Everybody in a PC community is going to go to "build your own" by default, but it really isn't the only option.

It is true you won't match the price-to-performance on the Deck, but if you're willing to go a bit higher you can try a few things. For one, you can try to buy used. I would like to see a PC in person before I do that, but there may be options, depending on where you live. The good news is that upgrading from a Steam Deck anything with a dedicated GPU should be a nice boost in performance, so you can go for entry level or older desktop parts. If you don't mind a bit of bulk or have a convenient place to stash it you can also skip the whole mini-PC space, which is typically sold at a premium, and just buy a big old tower.

And then there's laptops. Used laptops devaluate a lot, which means you can find decent entry-level laptops with 30 series GPUs that will still outperform the Deck by a lot for a few hunderd bucks. Again, I'd like to look at one of those before I buy, but if you don't care about the screen quality or the cosmetics there are some affordable used options out there. Just... check the noise when gaming, because some of those sound like a hair dryer on high power mode.

As others have said, it depends on your budget and specific use case, but if you're using a handheld as a console attached to a screen you should be able to cobble something more functional together. Just maybe not as hassle-free or reliable.

RightHandOfIkaros ,

Old Dell workstation. You probably won’t be able to play anything from the last 10 years, but other than that you can probably play it. Those old workstations are like $150 USD usually, sometimes $200.

EDIT: Didnt see you mention you already have a Steam Deck. For something comparable, you will probably end up paying the same or only slightly less, not worth it IMO. Just stay on Steam Deck for now.

atrielienz ,

The long answer is there are steam deck alternatives that can dual boot something like Bazzite (Steam OS), and windows, and they will work for desktop use if you don’t want to buy a nuc or build a regular desktop. You’ll have all the usefulness of the steam deck with the option to use windows.
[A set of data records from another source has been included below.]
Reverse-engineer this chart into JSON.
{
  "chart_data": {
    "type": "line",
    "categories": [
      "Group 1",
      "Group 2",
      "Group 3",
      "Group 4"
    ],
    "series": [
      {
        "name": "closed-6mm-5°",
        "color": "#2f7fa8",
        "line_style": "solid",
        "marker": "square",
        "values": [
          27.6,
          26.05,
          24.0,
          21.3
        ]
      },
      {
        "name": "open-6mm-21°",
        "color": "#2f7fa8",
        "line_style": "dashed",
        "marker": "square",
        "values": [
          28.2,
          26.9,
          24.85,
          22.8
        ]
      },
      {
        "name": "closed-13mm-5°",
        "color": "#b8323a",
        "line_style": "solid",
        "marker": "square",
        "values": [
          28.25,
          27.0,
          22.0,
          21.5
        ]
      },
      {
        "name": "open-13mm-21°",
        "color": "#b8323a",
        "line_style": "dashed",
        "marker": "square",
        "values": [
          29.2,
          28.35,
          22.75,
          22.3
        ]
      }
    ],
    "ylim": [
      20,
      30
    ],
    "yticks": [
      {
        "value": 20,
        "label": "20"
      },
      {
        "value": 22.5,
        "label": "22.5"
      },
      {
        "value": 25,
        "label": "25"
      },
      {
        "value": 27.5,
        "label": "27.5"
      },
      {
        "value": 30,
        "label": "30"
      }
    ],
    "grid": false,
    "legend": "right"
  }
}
But dual boot is still clunky, and the devices you would buy for this purpose are still generally more expensive than a steam deck (Legion Go or ROG Ally etc). When you add in the price of a dock, and other accessories (mouse and keyboard etc) I don’t know if it’s worth it except in niche use cases like my own. I use the Bazzite OS on my Legion Go 90% of the time. But for the 6-7 games I own that aren’t compatible or optimized for steam os, I use windows. I had to debloat and change a lot of privacy settings and upgrade the windows 11 OS to Pro to get policy editor etc. That’s a lot of time investment. I also bought a 2 TB drive and cloned it. All told I probably spent around the same amount as you would for a regular desktop (even with buying the Legion Go and other parts for my setup on Labor Day sale).
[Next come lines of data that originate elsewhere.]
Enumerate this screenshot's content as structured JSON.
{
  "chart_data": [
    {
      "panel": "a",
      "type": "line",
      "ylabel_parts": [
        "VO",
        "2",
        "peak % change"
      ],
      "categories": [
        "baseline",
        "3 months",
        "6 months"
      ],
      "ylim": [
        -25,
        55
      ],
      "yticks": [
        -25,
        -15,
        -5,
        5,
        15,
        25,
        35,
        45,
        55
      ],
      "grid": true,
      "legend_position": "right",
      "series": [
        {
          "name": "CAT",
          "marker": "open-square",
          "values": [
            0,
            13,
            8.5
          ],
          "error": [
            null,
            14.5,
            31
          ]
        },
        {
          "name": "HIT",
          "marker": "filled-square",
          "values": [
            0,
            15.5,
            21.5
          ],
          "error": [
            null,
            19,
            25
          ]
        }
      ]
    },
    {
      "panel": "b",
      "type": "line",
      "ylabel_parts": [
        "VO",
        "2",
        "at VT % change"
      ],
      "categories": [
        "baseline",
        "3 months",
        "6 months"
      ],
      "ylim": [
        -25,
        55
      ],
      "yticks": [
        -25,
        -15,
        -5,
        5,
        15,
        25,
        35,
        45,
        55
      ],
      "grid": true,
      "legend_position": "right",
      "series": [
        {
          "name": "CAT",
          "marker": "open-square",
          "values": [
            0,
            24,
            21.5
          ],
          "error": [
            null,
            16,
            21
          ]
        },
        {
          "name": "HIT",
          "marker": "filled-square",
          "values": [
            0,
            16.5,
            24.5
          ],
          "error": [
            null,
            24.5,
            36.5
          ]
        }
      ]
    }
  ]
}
Losing the windows 11 secure boot and encryption means you won’t be able to play certain games that require anti-cheat that relies on secure boot.

I think ROG may be coming out with the next iteration of the Ally soon and that might drop the price of the current models but nobody can make any promises on that.

sparky1337 ,

With budget pre builts, you’re usually sacrificing performance to an extent of cheap power supplys (that can blow up) and a tier or two lesser graphics unit for the same price as you would building it yourself.
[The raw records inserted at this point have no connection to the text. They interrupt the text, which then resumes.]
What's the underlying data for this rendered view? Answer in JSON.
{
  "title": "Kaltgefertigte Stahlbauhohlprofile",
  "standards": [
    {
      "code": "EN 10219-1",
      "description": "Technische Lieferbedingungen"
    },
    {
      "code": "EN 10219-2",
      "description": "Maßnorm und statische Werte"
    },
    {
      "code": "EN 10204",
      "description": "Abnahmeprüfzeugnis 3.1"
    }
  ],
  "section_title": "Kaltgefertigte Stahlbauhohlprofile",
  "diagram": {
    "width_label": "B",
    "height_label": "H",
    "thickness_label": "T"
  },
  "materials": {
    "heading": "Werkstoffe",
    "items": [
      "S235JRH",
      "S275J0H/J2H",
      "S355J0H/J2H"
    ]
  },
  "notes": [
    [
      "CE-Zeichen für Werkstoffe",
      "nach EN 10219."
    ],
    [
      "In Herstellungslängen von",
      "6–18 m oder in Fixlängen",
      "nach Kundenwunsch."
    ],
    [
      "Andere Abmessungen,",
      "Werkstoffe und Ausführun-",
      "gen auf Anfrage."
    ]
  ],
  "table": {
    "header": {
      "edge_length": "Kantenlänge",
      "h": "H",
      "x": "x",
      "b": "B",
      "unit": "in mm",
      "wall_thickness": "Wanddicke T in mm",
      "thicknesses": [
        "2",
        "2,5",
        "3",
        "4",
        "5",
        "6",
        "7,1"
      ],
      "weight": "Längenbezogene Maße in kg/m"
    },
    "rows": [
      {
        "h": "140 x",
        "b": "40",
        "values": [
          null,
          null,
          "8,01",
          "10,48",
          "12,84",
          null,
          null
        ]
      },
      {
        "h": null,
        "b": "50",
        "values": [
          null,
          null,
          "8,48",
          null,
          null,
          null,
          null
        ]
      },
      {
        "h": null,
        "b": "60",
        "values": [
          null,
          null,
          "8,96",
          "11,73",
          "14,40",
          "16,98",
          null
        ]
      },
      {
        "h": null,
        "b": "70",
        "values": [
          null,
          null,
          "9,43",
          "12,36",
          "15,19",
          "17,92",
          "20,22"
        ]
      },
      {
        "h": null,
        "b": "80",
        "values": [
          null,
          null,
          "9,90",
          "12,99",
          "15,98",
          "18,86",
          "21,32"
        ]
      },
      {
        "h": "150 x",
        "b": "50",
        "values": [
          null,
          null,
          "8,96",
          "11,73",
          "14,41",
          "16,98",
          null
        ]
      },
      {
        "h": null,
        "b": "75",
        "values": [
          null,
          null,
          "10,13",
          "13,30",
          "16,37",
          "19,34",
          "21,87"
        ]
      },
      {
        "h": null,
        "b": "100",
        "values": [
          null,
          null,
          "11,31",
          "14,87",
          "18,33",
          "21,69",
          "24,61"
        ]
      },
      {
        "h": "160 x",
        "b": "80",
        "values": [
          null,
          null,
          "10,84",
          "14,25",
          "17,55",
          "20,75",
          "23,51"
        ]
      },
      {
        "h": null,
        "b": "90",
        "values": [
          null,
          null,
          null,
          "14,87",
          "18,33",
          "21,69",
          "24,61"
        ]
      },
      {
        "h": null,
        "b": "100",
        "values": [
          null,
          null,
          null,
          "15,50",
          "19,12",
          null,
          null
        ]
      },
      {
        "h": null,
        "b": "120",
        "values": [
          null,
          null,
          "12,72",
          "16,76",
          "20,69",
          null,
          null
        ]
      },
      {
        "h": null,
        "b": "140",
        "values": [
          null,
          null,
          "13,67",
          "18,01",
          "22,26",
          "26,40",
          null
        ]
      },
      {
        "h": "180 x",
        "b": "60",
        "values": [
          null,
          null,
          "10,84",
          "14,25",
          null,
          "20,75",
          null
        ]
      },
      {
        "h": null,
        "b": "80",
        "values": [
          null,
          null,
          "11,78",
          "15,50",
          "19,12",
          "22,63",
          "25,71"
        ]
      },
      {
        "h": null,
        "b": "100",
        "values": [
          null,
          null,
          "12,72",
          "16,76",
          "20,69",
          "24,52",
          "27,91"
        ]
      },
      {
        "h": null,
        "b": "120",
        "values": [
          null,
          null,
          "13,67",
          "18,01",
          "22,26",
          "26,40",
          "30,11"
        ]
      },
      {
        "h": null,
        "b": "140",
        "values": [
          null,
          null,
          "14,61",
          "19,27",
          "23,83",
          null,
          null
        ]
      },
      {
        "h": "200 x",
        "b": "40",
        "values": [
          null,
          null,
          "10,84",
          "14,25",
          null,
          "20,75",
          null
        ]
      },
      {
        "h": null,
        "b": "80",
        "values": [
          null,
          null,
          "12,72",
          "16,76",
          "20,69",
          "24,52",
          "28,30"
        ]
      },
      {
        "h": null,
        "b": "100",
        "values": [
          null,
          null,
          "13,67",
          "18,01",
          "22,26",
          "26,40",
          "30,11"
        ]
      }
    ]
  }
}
Honestly, if you’re happy with the performance the steam deck provides then you should stick with that long enough to either realize your need for a purpose built desktop, or put it in a gen 2 steam deck down the road.

sp3tr4l ,

The short answer is no.

The long answer is, you might, just might be able to approach slightly higher specs than a Deck for the same cost if you do a custom build, assemble it yourself and get some wild deals or get lucky with a used but still good component.

ogeist ,

As cm0002 said, you need to define your budget first. With that you can start looking around. You can find a more capable system than the SteamDeck second hand.

For a new system, look for a System Integrator that offers warranty. Usually local PC stores offer this kind of service.